In 2014, the organization scanned 5.71 square miles of the historic core of New Orleans, creating a virtual version that is accurate to within about five inches. The idea is to capture the city as it stands today — and to have something to guide rebuilding in the aftermath of a natural disaster like Hurricane Katrina.
“In the Eyes of the Animal,” a virtual reality (VR) exhibit created by Marshmallow Laser Feast for the Abandon Normal Devices Festival in the U.K., gives users an immersive experience of what it’s like to be an animal in the wild.

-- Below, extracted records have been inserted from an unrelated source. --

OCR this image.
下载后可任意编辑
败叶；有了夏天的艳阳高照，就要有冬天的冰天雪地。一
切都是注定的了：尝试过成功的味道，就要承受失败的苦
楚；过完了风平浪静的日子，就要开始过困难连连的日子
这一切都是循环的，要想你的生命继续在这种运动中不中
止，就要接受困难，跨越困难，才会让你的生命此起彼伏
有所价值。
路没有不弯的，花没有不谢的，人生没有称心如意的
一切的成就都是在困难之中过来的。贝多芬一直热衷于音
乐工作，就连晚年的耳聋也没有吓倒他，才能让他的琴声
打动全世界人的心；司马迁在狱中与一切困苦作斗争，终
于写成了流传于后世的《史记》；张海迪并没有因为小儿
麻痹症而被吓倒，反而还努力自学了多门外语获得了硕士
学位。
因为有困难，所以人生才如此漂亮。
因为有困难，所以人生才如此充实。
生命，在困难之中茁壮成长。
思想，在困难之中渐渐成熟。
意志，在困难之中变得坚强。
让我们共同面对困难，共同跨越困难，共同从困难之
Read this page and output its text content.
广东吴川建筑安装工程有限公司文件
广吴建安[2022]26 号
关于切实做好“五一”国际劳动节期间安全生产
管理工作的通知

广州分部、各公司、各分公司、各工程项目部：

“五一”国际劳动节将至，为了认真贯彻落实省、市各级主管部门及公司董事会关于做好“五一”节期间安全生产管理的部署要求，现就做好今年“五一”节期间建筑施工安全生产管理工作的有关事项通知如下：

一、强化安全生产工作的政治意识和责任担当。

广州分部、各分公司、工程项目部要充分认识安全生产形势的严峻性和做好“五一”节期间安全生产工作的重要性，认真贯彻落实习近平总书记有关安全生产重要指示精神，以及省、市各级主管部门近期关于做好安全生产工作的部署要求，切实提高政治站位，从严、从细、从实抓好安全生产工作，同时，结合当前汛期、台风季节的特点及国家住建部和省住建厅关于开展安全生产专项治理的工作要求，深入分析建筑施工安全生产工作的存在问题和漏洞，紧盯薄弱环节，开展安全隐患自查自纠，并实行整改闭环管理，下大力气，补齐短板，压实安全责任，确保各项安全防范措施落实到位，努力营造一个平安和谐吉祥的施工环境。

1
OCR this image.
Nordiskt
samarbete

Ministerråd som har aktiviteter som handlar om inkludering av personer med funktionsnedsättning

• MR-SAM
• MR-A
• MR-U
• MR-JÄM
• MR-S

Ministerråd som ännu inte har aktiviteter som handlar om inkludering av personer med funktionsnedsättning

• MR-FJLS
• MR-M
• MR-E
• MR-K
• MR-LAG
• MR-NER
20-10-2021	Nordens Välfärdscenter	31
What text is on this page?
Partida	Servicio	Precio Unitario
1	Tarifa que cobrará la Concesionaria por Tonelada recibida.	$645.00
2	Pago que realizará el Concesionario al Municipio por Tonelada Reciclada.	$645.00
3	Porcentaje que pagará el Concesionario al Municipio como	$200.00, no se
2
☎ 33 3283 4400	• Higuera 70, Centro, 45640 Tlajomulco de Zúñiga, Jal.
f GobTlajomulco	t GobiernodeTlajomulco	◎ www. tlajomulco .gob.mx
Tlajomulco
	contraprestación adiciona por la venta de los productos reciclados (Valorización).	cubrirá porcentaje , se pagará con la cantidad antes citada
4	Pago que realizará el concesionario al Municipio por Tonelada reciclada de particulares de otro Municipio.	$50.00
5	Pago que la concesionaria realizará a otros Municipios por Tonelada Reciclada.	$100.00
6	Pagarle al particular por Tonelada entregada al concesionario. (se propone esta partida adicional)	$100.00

First they used LiDAR, CT scanning and video-equipped drones to record part of Grizedale Forest in Britain’s Lake District. To experience the virtual forest, users don sensory units the size of beach balls that completely enclose their heads.
Inside, VR goggles and binaural headphones simulate what a fox, bird or deer might see and hear, down to the specific field of vision and light wavelengths. A wearable subwoofer adds a physical dimension.
Despite the awesome things LiDAR enables people to do, Grinnell says price is still an issue. The systems are much cheaper than they used to be, but the one that guides each HV-100 is the single most expensive part of the robot, accounting for about 20 percent of the $30,000 price tag.
“The cost represents a big barrier to creating more commercially viable solutions using mobile robots.”
All this means is that LiDAR technology isn’t nearly as inexpensive and ubiquitous as something like GPS — yet. Luckily, there are plenty of important projects to motivate experts to continue working toward even better solutions.
Featured image caption: American defense company Leidos can convert vast quantities of information contained in raw LiDAR data into detailed urban feature data to support analysis and mission planning.